Transsibérien
"Au troisième jour, j'avais cessé de compter les heures. Le train avait son propre temps."
Pourquoi le train
Le Transsibérien — Moscou à Vladivostok, 9 289 kilomètres, sept fuseaux horaires, huit jours minimum — appartient à une catégorie de voyage singulière, à la fois entreprise sérieuse et méditation prolongée. On ne va pas tant en Sibérie sur le Transsibérien qu’on la traverse, ce qui est la bonne façon d’aborder un lieu dont l’échelle échappe à la logique des aéroports.
J’ai embarqué à Novossibirsk, pas à Moscou, ce qui est la décision pratique pour les gens venant de l’est ou qui n’ont pas deux semaines supplémentaires. Même Moscou-Novossibirsk, c’est quarante-trois heures. Le quai de la gare de Novossibirsk à onze heures du soir offrait le mélange que le train transporte toujours : des étudiants regagnant les universités de l’Extrême-Orient, des hommes d’affaires avec ordinateurs portables, des familles en déménagement, des retraités allant voir leurs petits-enfants, et une catégorie de personnes qui semblaient simplement vivre dans les trains et trouvaient cela parfaitement ordinaire.
Les compartiments
J’ai voyagé en platzkart — la troisième classe en open space — non pas parce que je n’avais pas les moyens du koupé, les compartiments à quatre couchettes, mais parce que c’est en platzkart que le voyage a lieu. Soixante-quatre personnes dans une voiture, des couchettes superposées le long des deux côtés et une rangée de couchettes latérales près des fenêtres. Des rideaux pour l’intimité la nuit. Aucune intimité le reste du temps. En six heures, par le mécanisme de la nourriture partagée et de l’espace confiné, je connaissais mes voisins immédiats : une grand-mère qui allait à Irkoutsk, une jeune femme étudiant l’économie à Khabarovsk, et deux hommes de Krasnoïarsk voyageant pour des raisons qu’ils n’ont pas expliquées et n’avaient pas à expliquer.
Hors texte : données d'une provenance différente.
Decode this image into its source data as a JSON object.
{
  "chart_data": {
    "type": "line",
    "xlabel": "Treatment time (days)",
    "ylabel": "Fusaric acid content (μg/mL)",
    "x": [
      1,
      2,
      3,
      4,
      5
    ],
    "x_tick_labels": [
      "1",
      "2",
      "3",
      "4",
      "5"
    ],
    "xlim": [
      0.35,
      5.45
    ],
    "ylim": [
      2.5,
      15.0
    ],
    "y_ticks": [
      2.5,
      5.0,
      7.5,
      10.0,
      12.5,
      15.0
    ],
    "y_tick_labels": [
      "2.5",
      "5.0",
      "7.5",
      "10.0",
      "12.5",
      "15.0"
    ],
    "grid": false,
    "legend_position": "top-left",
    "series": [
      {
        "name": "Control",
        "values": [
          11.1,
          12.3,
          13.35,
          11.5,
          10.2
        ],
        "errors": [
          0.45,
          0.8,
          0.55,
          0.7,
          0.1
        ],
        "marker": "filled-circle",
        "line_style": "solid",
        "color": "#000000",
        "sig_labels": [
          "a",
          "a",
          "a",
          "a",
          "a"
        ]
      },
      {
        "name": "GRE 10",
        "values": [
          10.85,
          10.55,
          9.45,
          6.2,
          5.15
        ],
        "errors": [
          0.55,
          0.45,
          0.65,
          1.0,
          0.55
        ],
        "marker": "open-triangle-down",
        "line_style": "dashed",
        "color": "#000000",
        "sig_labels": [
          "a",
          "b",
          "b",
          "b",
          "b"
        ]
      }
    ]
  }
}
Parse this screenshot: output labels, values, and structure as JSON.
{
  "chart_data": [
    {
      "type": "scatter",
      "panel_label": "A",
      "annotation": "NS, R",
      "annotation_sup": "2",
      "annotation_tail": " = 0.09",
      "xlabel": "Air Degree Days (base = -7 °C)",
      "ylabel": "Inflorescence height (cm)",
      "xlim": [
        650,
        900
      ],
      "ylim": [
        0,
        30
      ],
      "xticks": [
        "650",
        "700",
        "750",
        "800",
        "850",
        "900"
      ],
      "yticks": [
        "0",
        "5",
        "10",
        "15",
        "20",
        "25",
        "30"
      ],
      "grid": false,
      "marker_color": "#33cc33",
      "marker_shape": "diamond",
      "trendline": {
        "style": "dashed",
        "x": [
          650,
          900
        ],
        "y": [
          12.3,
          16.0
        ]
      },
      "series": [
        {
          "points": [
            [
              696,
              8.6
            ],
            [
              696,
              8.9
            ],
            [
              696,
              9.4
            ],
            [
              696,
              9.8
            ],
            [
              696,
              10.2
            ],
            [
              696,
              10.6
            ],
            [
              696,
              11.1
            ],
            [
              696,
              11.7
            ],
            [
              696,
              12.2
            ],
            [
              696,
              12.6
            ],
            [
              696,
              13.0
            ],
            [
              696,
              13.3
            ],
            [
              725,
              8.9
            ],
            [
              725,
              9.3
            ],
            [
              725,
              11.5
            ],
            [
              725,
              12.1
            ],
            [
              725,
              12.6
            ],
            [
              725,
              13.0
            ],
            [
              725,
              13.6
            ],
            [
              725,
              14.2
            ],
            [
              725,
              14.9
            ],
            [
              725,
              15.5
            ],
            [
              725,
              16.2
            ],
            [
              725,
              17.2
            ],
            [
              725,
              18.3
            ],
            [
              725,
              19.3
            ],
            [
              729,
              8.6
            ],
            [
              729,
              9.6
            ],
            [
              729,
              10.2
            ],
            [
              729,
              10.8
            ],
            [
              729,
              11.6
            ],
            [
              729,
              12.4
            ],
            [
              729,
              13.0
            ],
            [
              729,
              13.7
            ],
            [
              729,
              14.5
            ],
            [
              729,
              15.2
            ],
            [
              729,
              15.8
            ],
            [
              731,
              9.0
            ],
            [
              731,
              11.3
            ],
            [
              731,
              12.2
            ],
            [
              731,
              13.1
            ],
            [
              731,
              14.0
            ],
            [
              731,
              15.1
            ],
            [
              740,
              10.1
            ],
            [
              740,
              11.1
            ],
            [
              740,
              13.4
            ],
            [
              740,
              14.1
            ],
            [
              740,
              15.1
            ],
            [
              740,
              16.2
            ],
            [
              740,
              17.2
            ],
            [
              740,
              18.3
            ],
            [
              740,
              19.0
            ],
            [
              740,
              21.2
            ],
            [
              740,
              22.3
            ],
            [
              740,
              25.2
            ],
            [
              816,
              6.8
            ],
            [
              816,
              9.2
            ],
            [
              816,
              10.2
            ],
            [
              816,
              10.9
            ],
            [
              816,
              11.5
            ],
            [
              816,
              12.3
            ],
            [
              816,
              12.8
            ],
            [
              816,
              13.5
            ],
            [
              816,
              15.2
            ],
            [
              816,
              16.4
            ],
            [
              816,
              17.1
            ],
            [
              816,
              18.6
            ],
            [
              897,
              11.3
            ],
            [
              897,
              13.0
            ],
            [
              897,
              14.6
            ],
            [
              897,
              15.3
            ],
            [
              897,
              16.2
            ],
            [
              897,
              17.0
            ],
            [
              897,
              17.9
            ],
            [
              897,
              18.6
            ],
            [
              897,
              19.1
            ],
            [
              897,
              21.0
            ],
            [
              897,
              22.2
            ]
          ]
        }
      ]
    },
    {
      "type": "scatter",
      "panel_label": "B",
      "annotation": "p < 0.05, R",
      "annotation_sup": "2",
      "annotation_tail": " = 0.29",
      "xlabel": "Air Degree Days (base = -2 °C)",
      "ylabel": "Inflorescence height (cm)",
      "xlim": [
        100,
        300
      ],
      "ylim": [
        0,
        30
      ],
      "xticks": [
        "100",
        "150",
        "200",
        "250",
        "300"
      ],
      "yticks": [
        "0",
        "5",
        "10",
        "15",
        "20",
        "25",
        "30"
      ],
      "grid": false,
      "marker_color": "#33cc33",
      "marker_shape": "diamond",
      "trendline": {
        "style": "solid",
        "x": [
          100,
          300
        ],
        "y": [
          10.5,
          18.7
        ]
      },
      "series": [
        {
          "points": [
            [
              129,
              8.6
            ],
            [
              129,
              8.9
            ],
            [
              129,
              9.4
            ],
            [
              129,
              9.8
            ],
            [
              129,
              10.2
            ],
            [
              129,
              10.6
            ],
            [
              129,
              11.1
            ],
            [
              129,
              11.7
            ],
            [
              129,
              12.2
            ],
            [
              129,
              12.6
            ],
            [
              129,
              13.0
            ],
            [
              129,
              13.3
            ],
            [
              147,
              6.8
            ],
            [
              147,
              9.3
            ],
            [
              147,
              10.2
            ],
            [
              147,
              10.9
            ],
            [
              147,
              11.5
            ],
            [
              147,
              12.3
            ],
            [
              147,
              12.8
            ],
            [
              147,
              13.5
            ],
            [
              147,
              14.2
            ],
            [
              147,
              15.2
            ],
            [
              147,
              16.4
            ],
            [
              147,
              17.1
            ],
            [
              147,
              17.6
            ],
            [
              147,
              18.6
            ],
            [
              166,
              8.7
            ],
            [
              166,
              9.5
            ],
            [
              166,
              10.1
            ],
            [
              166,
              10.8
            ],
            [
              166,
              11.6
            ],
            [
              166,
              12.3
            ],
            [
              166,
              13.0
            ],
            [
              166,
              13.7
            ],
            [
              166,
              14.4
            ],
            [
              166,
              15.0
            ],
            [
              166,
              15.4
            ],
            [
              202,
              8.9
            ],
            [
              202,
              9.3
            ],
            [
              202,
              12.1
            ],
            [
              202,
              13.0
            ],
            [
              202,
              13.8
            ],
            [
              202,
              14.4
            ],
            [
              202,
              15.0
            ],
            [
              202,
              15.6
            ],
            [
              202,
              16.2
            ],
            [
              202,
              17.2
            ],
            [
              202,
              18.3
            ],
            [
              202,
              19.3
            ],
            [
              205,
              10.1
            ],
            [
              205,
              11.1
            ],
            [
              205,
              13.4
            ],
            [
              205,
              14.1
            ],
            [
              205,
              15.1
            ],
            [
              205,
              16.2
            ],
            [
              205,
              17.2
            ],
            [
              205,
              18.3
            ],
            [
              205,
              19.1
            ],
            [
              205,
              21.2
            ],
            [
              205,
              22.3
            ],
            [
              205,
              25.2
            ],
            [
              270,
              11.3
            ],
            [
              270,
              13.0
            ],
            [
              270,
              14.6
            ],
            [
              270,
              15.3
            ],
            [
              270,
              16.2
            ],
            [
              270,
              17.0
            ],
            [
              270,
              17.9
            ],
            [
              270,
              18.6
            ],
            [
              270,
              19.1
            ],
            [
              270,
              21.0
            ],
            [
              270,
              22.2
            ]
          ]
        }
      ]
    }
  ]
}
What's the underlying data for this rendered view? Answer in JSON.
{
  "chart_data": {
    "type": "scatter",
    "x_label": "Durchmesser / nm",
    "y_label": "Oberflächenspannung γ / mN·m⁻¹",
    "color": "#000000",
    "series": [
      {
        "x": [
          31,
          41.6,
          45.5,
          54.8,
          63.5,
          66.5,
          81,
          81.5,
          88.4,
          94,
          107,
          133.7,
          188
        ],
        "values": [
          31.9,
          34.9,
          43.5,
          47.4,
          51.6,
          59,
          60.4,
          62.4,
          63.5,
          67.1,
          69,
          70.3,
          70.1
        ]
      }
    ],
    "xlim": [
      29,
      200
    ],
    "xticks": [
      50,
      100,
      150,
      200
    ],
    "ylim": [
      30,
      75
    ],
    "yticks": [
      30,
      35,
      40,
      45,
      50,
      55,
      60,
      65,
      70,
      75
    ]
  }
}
La grand-mère distribuait des pirojkis. L’étudiante en économie avait un téléphone rempli de séries téléchargées qu’elle proposait de partager avec une générosité qui dépassait la barrière de la langue. Les deux hommes de Krasnoïarsk jouaient aux cartes et regardaient de temps à autre par la fenêtre avec l’expression satisfaite des gens qui voient défiler un pays familier.
Ce que l’on voit
La taïga dure plus longtemps qu’il n’est confortable. Le premier jour, vers l’est depuis Novossibirsk, c’est la forêt de bouleaux — troncs blancs sous n’importe quelle lumière, colonnes sans fin. Puis le pin. Puis la terre s’ouvre brièvement avant de se refermer. Il y a des rivières, certaines énormes, franchies sur des ponts assez longs pour qu’on puisse en observer l’entrée et la sortie depuis le même siège côté fenêtre. Il y a de petites gares où le train s’arrête trois minutes et où des vendeurs apparaissent sur le quai, proposant du poisson fumé, des légumes marinés, des baies de saison.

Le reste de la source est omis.